My family communicates by yelling at each other. We don't have tender heart-to-heart moments. We piss each other off and eat dinner in our separate rooms. I'm 19 and have yet to have a boyfriend, Let alone go on a date or have my lip virginity taken. My sweet sixteen was spent mostly with family. It instead showed me just how few friends I had. Graduation fizzled in awkwardness after I said goodbye to those few important friends and went home. My first year of college was not spent in a haze of booze and drugs and partying and wild dancing. It was more spent in awkward talks between acquaintances.
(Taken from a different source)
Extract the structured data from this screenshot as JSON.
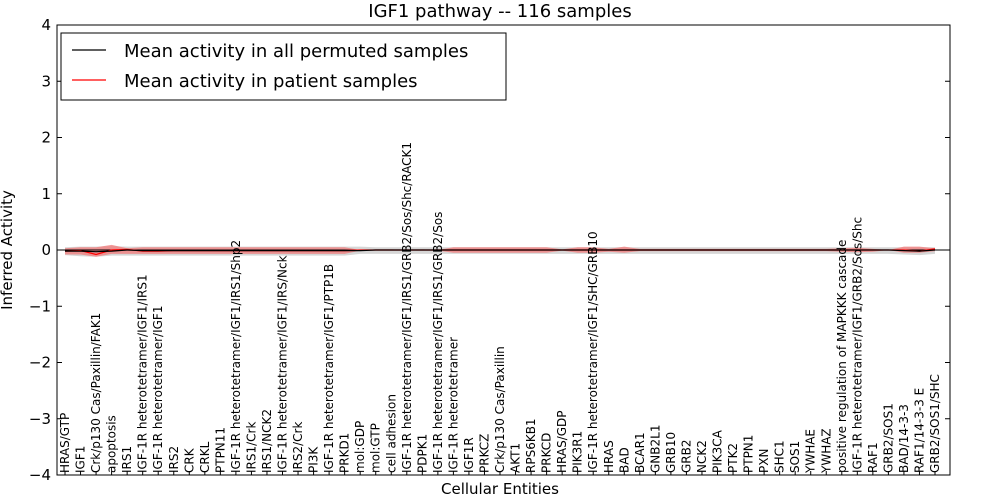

And trying to figure out how to get my shit together (failing unsuccessfully).

But the one thing that Media truly fucked up was my image of the all-important best friend.

What exactly is a best friend?

Media portrays it to a be the one person who understands you, who will be there for you in your times of need. They are often seen as the person you spent all your childhood with. They just so happen to live a few houses away from you. You see them every single day and converse with them even more frequently. You share your experiences, secrets, fears, hopes, and dreams with them. Your family knows them and accepts them as if they were part of the family. They're that person with whom your bond transcends blood (unless, I guess, your best friend is your twin). You grow together with them. And after number of sleep overs and fights, there comes a certain point when you don't even have to say anything to them to be understood. Just a look will do. A point when your conversations are about stupid, pointless stuff because you feel comfortable around them. Because you trust them with everything that's important to you, including the many random thoughts. You trust and value their opinion. You admire them in a way. That's a best friend in Media's eyes.

And that is why it's marred for me.
I should know not to look to sitcom shows and movies for any ideas about real life, but over years of collected television time the impression of a best friend stuck with me. Sure, some of those things are true (or should be), but not every "best-friendship" is the same.
I'm not really sure how mine works. There are definitely some things that I wish I could change about it. Then I realize that my expectations are way out there. In the end I guess it should be about comfort and trust. And it should go both ways. No part about the relationship should be one-sided.

This gets me thinking about the past and present - and the future too. Essentially doubts and insecurities spawn these thoughts. Because communication has ceased. Actually, now that I think about it, this is pretty much exactly what happened with Blake. Communication stopped, we grew apart, then finally we broke.

Everything connects. One thing happens because of something else. One event creates fear in another similar one. It all makes sense.